I’ve updated the $SPX live daily chart to illustrate just how far and long an initial counter-trend bounce can go once the market has peaked and a correction has begun. Over the last week or so, I’ve highlighted some potential resistance levels and Fibonacci retracements which often cap counter-trend bounces, all of which prices have moved beyond so far. While I am somewhat surprised at the resiliency of the US stock market over the last few trading sessions, the scope and duration of this bounce is still well within the norm for an initial counter-trend bounce, assuming that my read on the charts is correct (which the next few weeks will likely tell us if so).

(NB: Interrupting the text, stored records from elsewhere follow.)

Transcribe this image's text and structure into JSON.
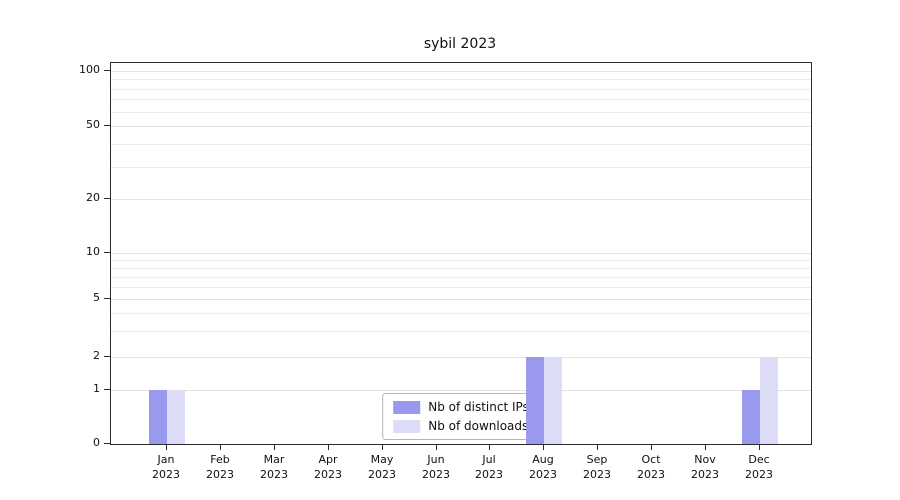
{
  "chart_data": {
    "type": "bar",
    "title": "sybil 2023",
    "categories": [
      "Jan",
      "Feb",
      "Mar",
      "Apr",
      "May",
      "Jun",
      "Jul",
      "Aug",
      "Sep",
      "Oct",
      "Nov",
      "Dec"
    ],
    "year_label": "2023",
    "series": [
      {
        "name": "Nb of distinct IPs",
        "color": "#9999ed",
        "values": [
          1,
          0,
          0,
          0,
          0,
          0,
          0,
          2,
          0,
          0,
          0,
          1
        ]
      },
      {
        "name": "Nb of downloads",
        "color": "#dcdcf7",
        "values": [
          1,
          0,
          0,
          0,
          0,
          0,
          0,
          2,
          0,
          0,
          0,
          2
        ]
      }
    ],
    "yscale": "symlog",
    "ylim": [
      0,
      110
    ],
    "ytick_labels": [
      0,
      1,
      2,
      5,
      10,
      20,
      50,
      100
    ],
    "gridline_values": [
      1,
      2,
      3,
      4,
      5,
      6,
      7,
      8,
      9,
      10,
      20,
      30,
      40,
      50,
      60,
      70,
      80,
      90,
      100
    ],
    "grid": true,
    "legend_position": "lower center"
  }
}
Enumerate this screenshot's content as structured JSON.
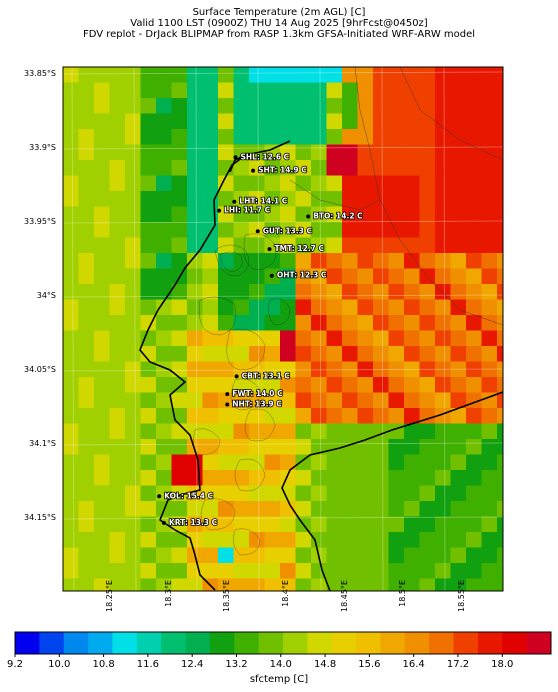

This chart is a static screenshot of the new live $SPX daily chart. I drew a magenta colored trendline from the April 2, 2012 peak in the $SPX to the subsequent lower reaction high that was put in about a month later on May 1, 2012. I then made two identical copies of that trend line which I placed starting at the Sept 14, 2012 peak highs and the recent Sept 19th, 2013 peak high. As copies, all three magenta lines are identical in length (which measures time) & slope (percentage of total retracement of the lower high). The first top back in April 2012 was marked by only one lower high before the most impulsive phase of the correction began. The Sept 2012 peak was followed by two successive lower highs, lasting slightly longer than the first, before the sharp selling kicked in. The current bounce in the $SPX is on track to match the first counter-bounce should the $SPX close around the 1720ish area over the next day or so. Note how at this point, the $SPX is still shy of where it was on those previous two correction in both time and scope (retracement from the initial drop off the peak). Such a move (and reversal) would also stop the MACD (green line) right where it did at the previous two corrections.
I am not implying nor do I expect this correction (again, assuming that I am correct) to play out exactly as those previous corrections did. Maybe the next leg down starts today, maybe tomorrow, or maybe the next big move is to the upside on the way to new highs and then some. I wanted to impress that as “convincing” as the rally over the last several trading sessions has been, we are still well within the norm of where initial counter-trend bounces of substantial market corrections typically terminate, just before the most impulsive selling begins. Bottom line is that it may be best to keep things light for now until we get a better handle on which way this market is likely to head from here. My preference remains to see prices move back below the $SPX rising wedge pattern before adding any more short exposure or waiting until $SPX has clearly taken out the previous highs and unwound or negated most, if not all, of the divergences & other warning signs that continue to persist at this time before moving towards a net-long positioning.